Just to be clear, I have no intention of criticising what parents decide is appropriate to show their own child in the context of teaching them about their own religion.
But I was shocked on Good Friday when DS, 4, said at breakfast that the cross on the top of his hot cross bun was to remind us of Jesus dying on the cross. On further questioning, he said his nursery class had all watched a DVD about Jesus who was a kind man but some people didn't like him and they killed him. He said that Jesus had to carry his own cross up the hill and then they put him on the cross and he died. But it's ok, because he came back to life again.

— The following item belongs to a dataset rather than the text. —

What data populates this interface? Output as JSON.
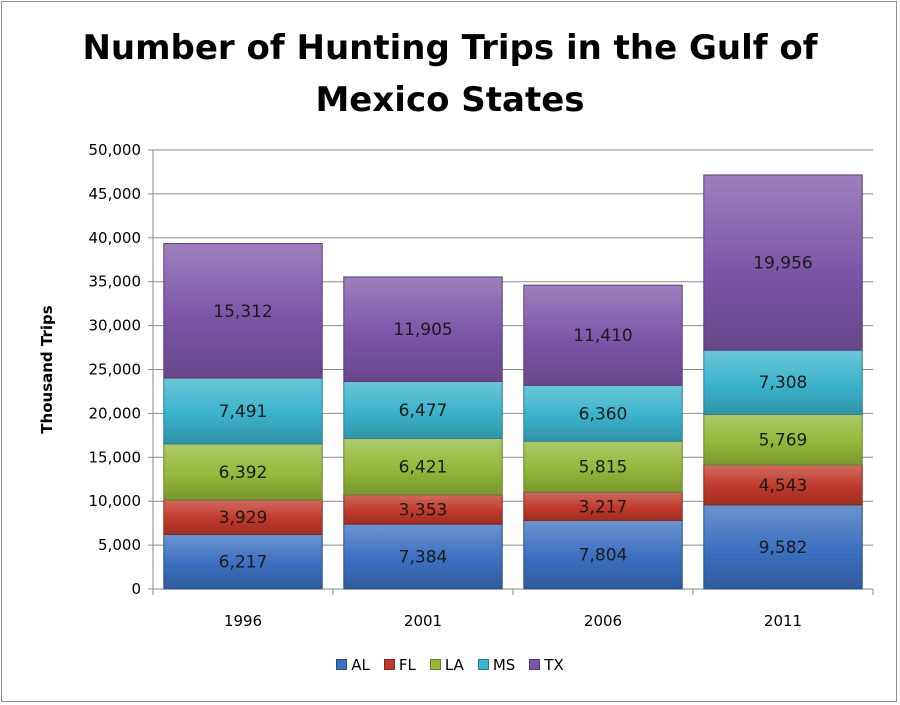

I appreciate that I don't know exactly what they watched and it probably wasn't particularly graphic, but I think that, if things are as they appear to be from DS' description, then this was really inappropriate. My mother, who was the head teacher of a preschool for 30 years and has a teaching degree in early years education, was with us on Good Friday and was also shocked.
The main reason I have is that death is a hugely sensitive subject for small children. It is one thing to be told the story of Easter in reasonably non-detailed terms, preferably without images, but to watch a DVD of what happened, is far too vivid.
Also, I would like some reassurance that this wasn't taught as "fact" but in the context of introducing the children to different religious festivals and the idea that people believe different things in the world...
By way of background, this is a (generally fabulous) nursery class attached to our local primary school and it is not a c of e school. It draws its pupils from a very mixed background and I am guessing that less than half the nursery class is White British and/or Christian.
Should I ask for further details at the start of term and query the use of the DVD as an appropriate teaching method?